La problématique du bruit des avions de Bruxelles-National refait parler d’elle avec la concentration (injustifiée ?), ces derniers jours, des atterrissages d’avions sur la piste en diagonale 02. Il y a tout d’abord un jugement du tribunal de première instance de Bruxelles qui a condamné, le 14 avril dernier, l’Etat belge à dédommager les riverains suite à l’utilisation abusive de la dite piste ("LLB" du 28/4). Puis les réponses du secrétaire d’Etat, Etienne Schouppe (CD&V) aux interpellations des députées Valérie De Bue (MR) et Myriam Delacroix-Rolin (CDH) jeudi en séance plénière de la Chambre.

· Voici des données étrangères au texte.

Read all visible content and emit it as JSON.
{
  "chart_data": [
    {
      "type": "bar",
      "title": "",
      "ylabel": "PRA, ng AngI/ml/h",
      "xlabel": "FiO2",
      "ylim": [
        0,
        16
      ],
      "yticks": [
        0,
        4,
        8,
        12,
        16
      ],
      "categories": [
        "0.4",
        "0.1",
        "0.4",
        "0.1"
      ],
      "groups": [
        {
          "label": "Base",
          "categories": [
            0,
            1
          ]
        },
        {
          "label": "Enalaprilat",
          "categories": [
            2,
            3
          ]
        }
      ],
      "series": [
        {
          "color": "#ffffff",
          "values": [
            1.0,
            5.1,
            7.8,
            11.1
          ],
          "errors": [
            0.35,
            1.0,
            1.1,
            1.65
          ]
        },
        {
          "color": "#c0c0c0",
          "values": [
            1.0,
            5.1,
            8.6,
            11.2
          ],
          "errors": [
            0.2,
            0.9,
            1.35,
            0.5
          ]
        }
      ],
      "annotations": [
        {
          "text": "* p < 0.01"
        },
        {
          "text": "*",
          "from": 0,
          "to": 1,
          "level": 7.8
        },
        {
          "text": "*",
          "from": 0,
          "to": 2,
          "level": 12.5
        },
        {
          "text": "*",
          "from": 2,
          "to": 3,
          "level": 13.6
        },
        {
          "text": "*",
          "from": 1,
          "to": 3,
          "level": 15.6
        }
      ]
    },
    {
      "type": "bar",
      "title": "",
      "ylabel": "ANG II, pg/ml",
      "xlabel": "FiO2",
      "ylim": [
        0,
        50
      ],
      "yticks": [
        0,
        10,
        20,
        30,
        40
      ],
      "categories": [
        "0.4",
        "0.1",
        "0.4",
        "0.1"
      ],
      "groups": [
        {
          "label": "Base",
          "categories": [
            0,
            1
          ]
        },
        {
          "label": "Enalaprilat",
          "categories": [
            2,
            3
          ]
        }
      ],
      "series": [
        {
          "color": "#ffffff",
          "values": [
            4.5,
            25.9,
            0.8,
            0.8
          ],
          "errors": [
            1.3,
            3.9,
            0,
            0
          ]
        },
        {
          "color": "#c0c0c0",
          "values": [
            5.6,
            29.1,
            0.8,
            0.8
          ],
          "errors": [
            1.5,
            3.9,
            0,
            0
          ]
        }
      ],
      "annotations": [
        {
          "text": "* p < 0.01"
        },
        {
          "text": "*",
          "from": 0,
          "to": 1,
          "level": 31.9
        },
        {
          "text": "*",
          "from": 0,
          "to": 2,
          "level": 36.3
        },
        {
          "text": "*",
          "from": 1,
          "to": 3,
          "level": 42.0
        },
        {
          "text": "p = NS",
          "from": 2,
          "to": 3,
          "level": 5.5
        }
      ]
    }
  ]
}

Mais que disent les chiffres des plaintes qui reflètent le mécontentement des riverains du bruit des avions ? Sur base des numéros d’inscription donnés aux riverains, le service de médiation aurait reçu 3 659 000 plaintes l’an dernier, soit un nombre très inférieur aux récriminations enregistrées un an plus tôt. En 2009, le service a reçu 6 929 500 plaintes. Et selon nos informations, depuis le début de l’année, il n’aurait enregistré que 2 000 plaintes ! Ces chiffres interpellent d’autant plus que la mobilisation et les dénonciations du bruit des avions n’ont jamais été aussi nombreuses. A y regarder de près, la chute du nombre des plaintes ne reflète pas la réalité sur le terrain et n’est autre que la conséquence du nouveau système d’introduction et de validation des plaintes. En effet, depuis le 1er avril 2010, la nouvelle responsable du service de médiation, Els Vangelder a décidé que seules les plaintes introduites à l’aide d’un formulaire spécifique obligatoire seront prises en compte. Depuis un an, les plaintes des riverains envoyées par un simple courriel via le truchement de deux adresses Internet (airportmediation@mobilit.fgov.be ou smo@mobilit.fgov.be) ne sont plus prises en compte. Pire encore, un message indique que ces adresses n’existent plus depuis le 15 mars 2010. De plus, "les mails qui rentrent à ces anciennes adresses ne sont plus repris dans la base de données et le service de médiation ne les reçoit plus", lit-on dans le mail de retour qu’on reçoit quand on essaie d’introduire une plainte via ces deux adresses.

L’introduction d’une plainte via le formulaire obligatoire est loin d’être aisée, car la démarche est parfois bloquée par le système de sécurité présent sur certains ordinateurs. Et une fois ce blocage enlevé, le formulaire oblige le requérant à fournir certains renseignements (numéros de téléphone, etc.), ce qui serait contraire à la législation sur le respect de la vie privée, d’après des observateurs. "Le nouveau système d’introduction des plaintes est un artifice pour faire croire qu’il y a moins de plaintes", fustigent les associations de défense des riverains de l’aéroport de Bruxelles-National.

Dans un tout autre registre, le service de médiation ne respecte pas ses obligations contenues dans l’arrêté royal du 15 mars 2002 qui l’a créé. En effet, en vertu de l’Article 5 de ce dernier texte, son directeur doit remettre un rapport annuel de ses activités au ministre ayant l’aéronautique dans ses attributions (NdlR : Etienne Schouppe). Mais selon nos informations, le service de médiation n’a plus remis de rapport annuel aux autorités fédérales sur les plaintes portant sur les exercices de 2008, 2009 et 2010 ! Par ailleurs, un texte inséré dans le projet de loi sur les dispositions diverses de 2010 prévoit une réorganisation du service de médiation en vue d’élargir ses compétences. Mais les arrêtés d’exécution sont aujourd’hui bloqués, car les Régions wallonne et flamande s’opposent à ce qu’il s’occupe des plaintes liées aux aéroports régionaux comme le prévoit le texte.